И Никита принялся писать о том, о чём раньше бы постыдился даже подумать. "Как мне это только в голову могло прийти? – - поражался он самому себе.
– - Это ведь... вызывающе!" -- "Ну а с другой стороны, -- твердил ему второй голос, -- что тут ужасного? Почему бы не сделать и "такое" развитие сюжета?"

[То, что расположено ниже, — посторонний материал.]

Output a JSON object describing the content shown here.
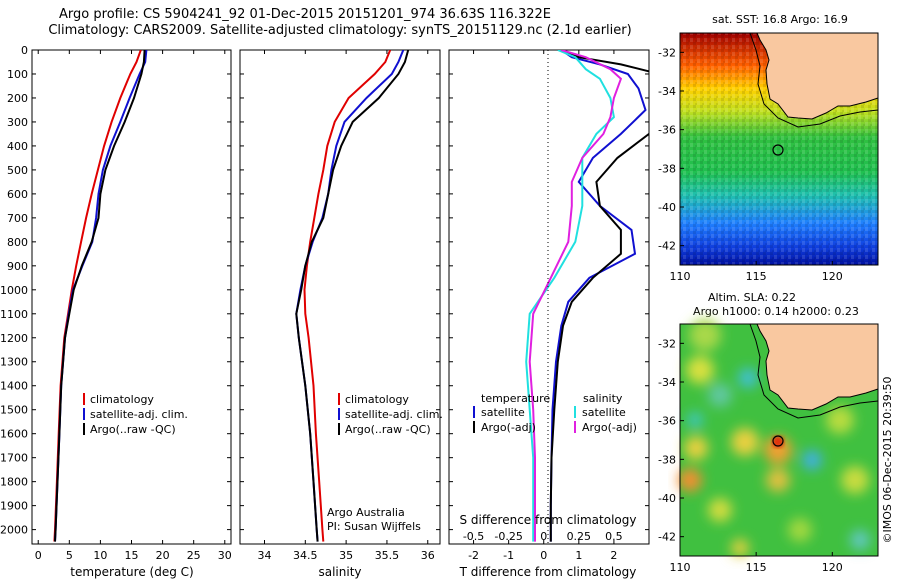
{
  "header": {
    "line1": "Argo profile: CS 5904241_92 01-Dec-2015 20151201_974 36.63S 116.322E",
    "line2": "Climatology: CARS2009. Satellite-adjusted climatology: synTS_20151129.nc (2.1d earlier)"
  },
  "colors": {
    "climatology": "#e00000",
    "satellite": "#1010d0",
    "argo": "#000000",
    "sat_salinity": "#20e0e0",
    "argo_salinity_adj": "#e020e0"
  },
  "watermark": "©IMOS 06-Dec-2015 20:39:50",
  "chart_data": [
    {
      "type": "line",
      "xlabel": "temperature (deg C)",
      "ylabel": "",
      "xlim": [
        -1,
        31
      ],
      "ylim": [
        2060,
        0
      ],
      "xticks": [
        "0",
        "5",
        "10",
        "15",
        "20",
        "25",
        "30"
      ],
      "yticks": [
        "0",
        "100",
        "200",
        "300",
        "400",
        "500",
        "600",
        "700",
        "800",
        "900",
        "1000",
        "1100",
        "1200",
        "1300",
        "1400",
        "1500",
        "1600",
        "1700",
        "1800",
        "1900",
        "2000"
      ],
      "legend": [
        "climatology",
        "satellite-adj. clim.",
        "Argo(..raw -QC)"
      ],
      "series": [
        {
          "name": "climatology",
          "depth": [
            0,
            50,
            100,
            200,
            300,
            400,
            500,
            600,
            700,
            800,
            900,
            1000,
            1100,
            1200,
            1400,
            1600,
            1800,
            2000,
            2050
          ],
          "values": [
            16.5,
            15.8,
            14.8,
            13.2,
            11.8,
            10.6,
            9.6,
            8.6,
            7.7,
            6.9,
            6.1,
            5.4,
            4.8,
            4.2,
            3.6,
            3.3,
            3.0,
            2.7,
            2.6
          ]
        },
        {
          "name": "satellite-adj. clim.",
          "depth": [
            0,
            50,
            100,
            200,
            300,
            400,
            500,
            600,
            700,
            800,
            900,
            1000,
            1100,
            1200,
            1400,
            1600,
            1800,
            2000,
            2050
          ],
          "values": [
            17.4,
            17.2,
            16.3,
            14.7,
            13.2,
            11.6,
            10.4,
            9.7,
            9.3,
            8.7,
            7.1,
            5.6,
            4.9,
            4.3,
            3.7,
            3.4,
            3.1,
            2.8,
            2.7
          ]
        },
        {
          "name": "Argo(..raw -QC)",
          "depth": [
            0,
            50,
            100,
            200,
            300,
            400,
            500,
            600,
            700,
            800,
            900,
            1000,
            1100,
            1200,
            1400,
            1600,
            1800,
            2000,
            2050
          ],
          "values": [
            17.1,
            17.0,
            16.6,
            15.4,
            13.9,
            12.2,
            10.8,
            10.0,
            9.7,
            8.6,
            7.0,
            5.7,
            5.0,
            4.3,
            3.7,
            3.4,
            3.1,
            2.8,
            2.7
          ]
        }
      ]
    },
    {
      "type": "line",
      "xlabel": "salinity",
      "xlim": [
        33.7,
        36.15
      ],
      "ylim": [
        2060,
        0
      ],
      "xticks": [
        "34",
        "34.5",
        "35",
        "35.5",
        "36"
      ],
      "legend": [
        "climatology",
        "satellite-adj. clim.",
        "Argo(..raw -QC)"
      ],
      "annotation": [
        "Argo Australia",
        "PI: Susan Wijffels"
      ],
      "series": [
        {
          "name": "climatology",
          "depth": [
            0,
            50,
            100,
            200,
            300,
            400,
            500,
            600,
            700,
            800,
            900,
            1000,
            1100,
            1200,
            1400,
            1600,
            1800,
            2000,
            2050
          ],
          "values": [
            35.54,
            35.48,
            35.35,
            35.03,
            34.86,
            34.77,
            34.72,
            34.66,
            34.61,
            34.56,
            34.52,
            34.49,
            34.5,
            34.54,
            34.6,
            34.63,
            34.67,
            34.71,
            34.72
          ]
        },
        {
          "name": "satellite-adj. clim.",
          "depth": [
            0,
            50,
            100,
            200,
            300,
            400,
            500,
            600,
            700,
            800,
            900,
            1000,
            1100,
            1200,
            1400,
            1600,
            1800,
            2000,
            2050
          ],
          "values": [
            35.7,
            35.64,
            35.56,
            35.25,
            34.98,
            34.88,
            34.82,
            34.78,
            34.71,
            34.59,
            34.5,
            34.44,
            34.39,
            34.42,
            34.5,
            34.56,
            34.6,
            34.64,
            34.65
          ]
        },
        {
          "name": "Argo(..raw -QC)",
          "depth": [
            0,
            50,
            100,
            200,
            300,
            400,
            500,
            600,
            700,
            800,
            900,
            1000,
            1100,
            1200,
            1400,
            1600,
            1800,
            2000,
            2050
          ],
          "values": [
            35.76,
            35.72,
            35.64,
            35.4,
            35.08,
            34.94,
            34.84,
            34.78,
            34.72,
            34.58,
            34.5,
            34.45,
            34.39,
            34.42,
            34.5,
            34.56,
            34.6,
            34.64,
            34.65
          ]
        }
      ]
    },
    {
      "type": "line",
      "xlabel": "T difference from climatology",
      "xlabel_top": "S difference from climatology",
      "xlim": [
        -2.7,
        3.0
      ],
      "ylim": [
        2060,
        0
      ],
      "xticks": [
        "-2",
        "-1",
        "0",
        "1",
        "2"
      ],
      "xticks_top": [
        "-0.5",
        "-0.25",
        "0",
        "0.25",
        "0.5"
      ],
      "legend_titles": [
        "temperature",
        "salinity"
      ],
      "legend": [
        "satellite",
        "Argo(-adj)",
        "satellite",
        "Argo(-adj)"
      ],
      "series": [
        {
          "name": "temperature satellite",
          "depth": [
            0,
            30,
            60,
            100,
            160,
            250,
            350,
            450,
            550,
            650,
            750,
            850,
            950,
            1050,
            1150,
            1300,
            1500,
            1700,
            1900,
            2050
          ],
          "values": [
            0.5,
            0.8,
            1.6,
            2.4,
            2.7,
            2.9,
            2.2,
            1.4,
            1.0,
            1.6,
            2.5,
            2.6,
            1.3,
            0.7,
            0.5,
            0.35,
            0.25,
            0.22,
            0.2,
            0.2
          ]
        },
        {
          "name": "temperature Argo(-adj)",
          "depth": [
            0,
            30,
            60,
            100,
            160,
            250,
            350,
            450,
            550,
            650,
            750,
            850,
            950,
            1050,
            1150,
            1300,
            1500,
            1700,
            1900,
            2050
          ],
          "values": [
            0.5,
            1.0,
            2.2,
            3.3,
            3.5,
            3.5,
            3.0,
            2.1,
            1.5,
            1.6,
            2.2,
            2.2,
            1.4,
            0.8,
            0.55,
            0.4,
            0.3,
            0.22,
            0.2,
            0.2
          ]
        },
        {
          "name": "salinity satellite",
          "depth": [
            0,
            30,
            80,
            120,
            200,
            280,
            350,
            450,
            550,
            650,
            800,
            950,
            1100,
            1300,
            1500,
            1700,
            1900,
            2050
          ],
          "values": [
            0.4,
            0.9,
            1.2,
            1.6,
            1.9,
            2.0,
            1.5,
            1.1,
            1.1,
            1.1,
            0.9,
            0.3,
            -0.4,
            -0.5,
            -0.4,
            -0.3,
            -0.3,
            -0.3
          ]
        },
        {
          "name": "salinity Argo(-adj)",
          "depth": [
            0,
            30,
            80,
            120,
            200,
            280,
            350,
            450,
            550,
            650,
            800,
            950,
            1100,
            1300,
            1500,
            1700,
            1900,
            2050
          ],
          "values": [
            0.5,
            1.2,
            1.9,
            2.2,
            2.0,
            1.9,
            1.7,
            1.1,
            0.8,
            0.8,
            0.7,
            0.2,
            -0.3,
            -0.4,
            -0.3,
            -0.25,
            -0.25,
            -0.25
          ]
        }
      ]
    },
    {
      "type": "heatmap",
      "title": "sat. SST: 16.8  Argo: 16.9",
      "xlim": [
        110,
        123
      ],
      "ylim": [
        -43,
        -31
      ],
      "xticks": [
        "110",
        "115",
        "120"
      ],
      "yticks": [
        "-32",
        "-34",
        "-36",
        "-38",
        "-40",
        "-42"
      ],
      "marker": [
        116.3,
        -36.6
      ]
    },
    {
      "type": "heatmap",
      "title": "Altim. SLA: 0.22",
      "subtitle": "Argo h1000: 0.14 h2000: 0.23",
      "xlim": [
        110,
        123
      ],
      "ylim": [
        -43,
        -31
      ],
      "xticks": [
        "110",
        "115",
        "120"
      ],
      "yticks": [
        "-32",
        "-34",
        "-36",
        "-38",
        "-40",
        "-42"
      ],
      "marker": [
        116.3,
        -36.6
      ]
    }
  ]
}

Никита писал про возникшее влечение главного героя к своей двоюродной сестре. Да, именно так. Про то, как он всё чаще находил способы быть с ней рядом. Настолько "рядом", чтобы можно было как бы случайно и неприметно соприкасаться с ней: обмениваться словами, узнавать у неё что-то личное, подавать ей чашку кофе, замирая от мимолётного ощущения прохлады её пальцев...
Однако герой не мог до конца признаться самому себе в тяге к своей родственнице. Потому и отгонял все эти мысли прочь. Я просто ухаживаю за ней, говорил он себе, это -- братские чувства.